C’est sans doute l’un des Britanniques les mieux renseignés sur la politique française, dont il chronique les tourments pour le magazine conservateur The Spectator. Et c’est peu dire que, ces derniers temps, ses articles concernant la crise politique que traverse la France ont souvent frisé le registre de la consternation… Loin d’excuser Emmanuel Macron, qui "laisse derrière lui des Français anxieux" et "aux abois", l'historien et écrivain Gavin Mortimer retrace les origines de la "colère" qu’il perçoit dans l’Hexagone, où il vit depuis plus de 12 ans. Et explique pourquoi, selon lui, c’est au Nouveau Front populaire de gouverner, "point barre".

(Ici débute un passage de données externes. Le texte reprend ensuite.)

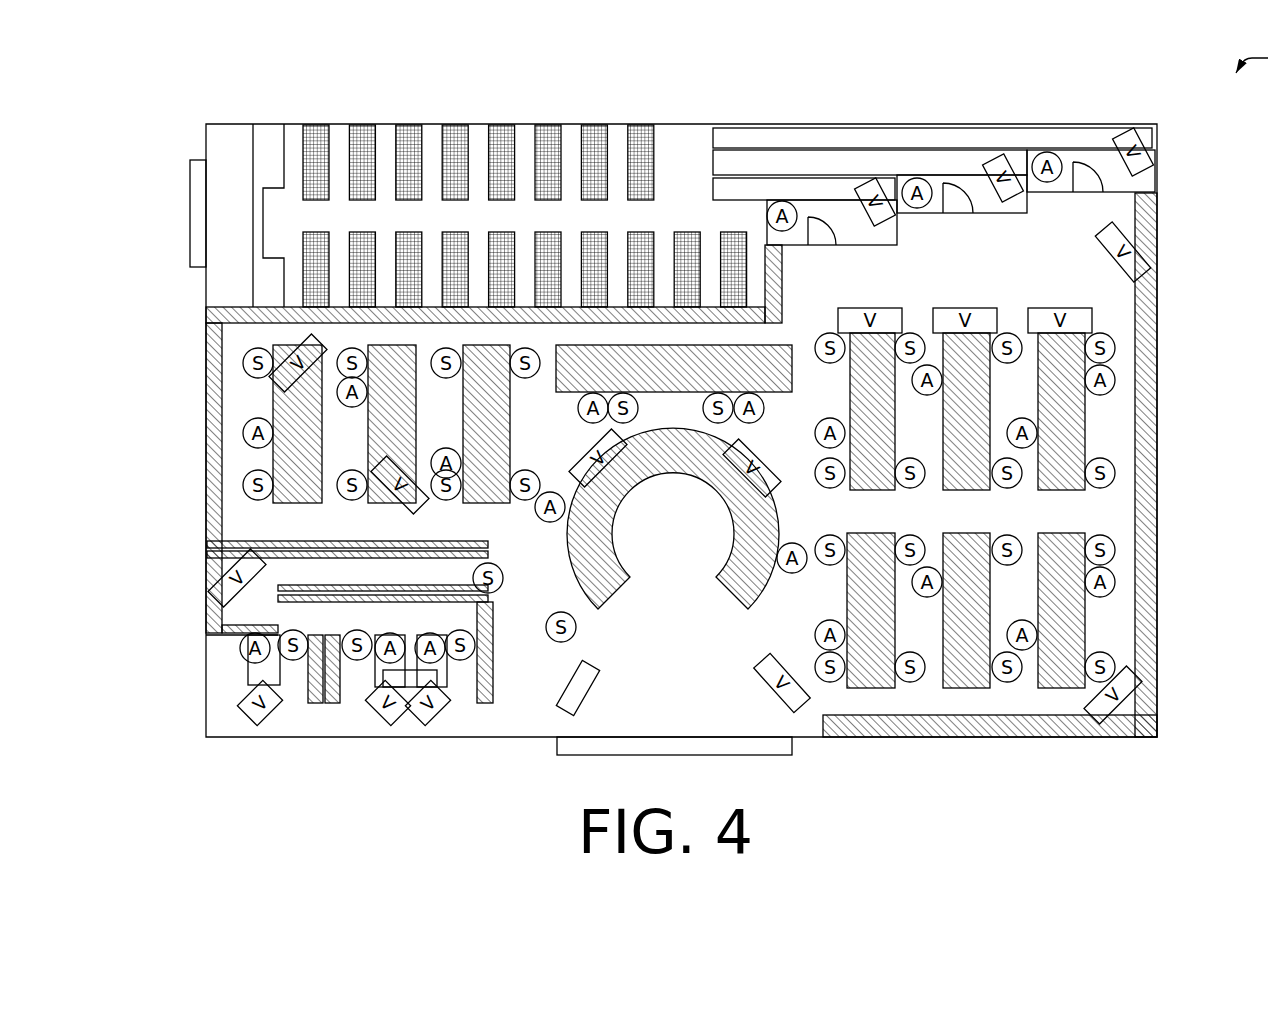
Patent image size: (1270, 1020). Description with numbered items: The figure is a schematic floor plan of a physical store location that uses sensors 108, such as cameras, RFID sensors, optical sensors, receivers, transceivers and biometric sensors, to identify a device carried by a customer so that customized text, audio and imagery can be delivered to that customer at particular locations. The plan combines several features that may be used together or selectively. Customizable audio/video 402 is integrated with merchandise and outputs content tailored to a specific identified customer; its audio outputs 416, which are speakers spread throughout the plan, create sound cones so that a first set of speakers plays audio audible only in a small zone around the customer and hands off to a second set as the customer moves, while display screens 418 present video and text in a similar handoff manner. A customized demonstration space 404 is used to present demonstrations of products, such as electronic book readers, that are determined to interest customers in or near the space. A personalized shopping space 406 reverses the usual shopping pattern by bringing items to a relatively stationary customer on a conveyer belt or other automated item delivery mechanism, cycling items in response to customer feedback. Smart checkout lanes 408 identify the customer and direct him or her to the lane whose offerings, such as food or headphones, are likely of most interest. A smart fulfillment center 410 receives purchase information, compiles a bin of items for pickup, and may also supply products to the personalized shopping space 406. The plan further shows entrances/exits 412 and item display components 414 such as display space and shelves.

The sensors 108 is at (1102, 680).
The customizable audio/video (A/V) 402 is at (1118, 650).
The customized demonstration space 404 is at (653, 560).
The personalized shopping space 406 is at (853, 223).
The smart checkout lanes 408 is at (265, 600).
The smart fulfillment center 410 is at (283, 215).
The entrances/exits 412 is at (190, 213).
The item display components 414 is at (943, 690).
The audio outputs 416 is at (1113, 587).
The display screens 418 is at (738, 193).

Loin de donner un blanc-seing à ses lieutenants, ni même au Rassemblement national (qui "bénéficie de l’incohérence qu’il y a en face"), Gavin Mortimer juge pourtant qu’il faut arrêter de dire de La France insoumise et du Rassemblement national qu’ils sont "hors de l’arc républicain". Et n’épargne personne. "Pour comprendre pourquoi nous vivons une période assez extraordinaire en termes de menaces (…), il ne faut pas sous-estimer la nullité de nos politiques", juge-t-il. Entretien.

L’Express : "Macron se voit en protecteur des Français, et il est convaincu que l’'anxiocratie' permanente est le moyen le plus efficace de maîtriser son peuple réfractaire", écriviez-vous en 2022. Deux ans plus tard, pensez-vous que cette disposition a joué un rôle dans la crise politique que nous vivons ?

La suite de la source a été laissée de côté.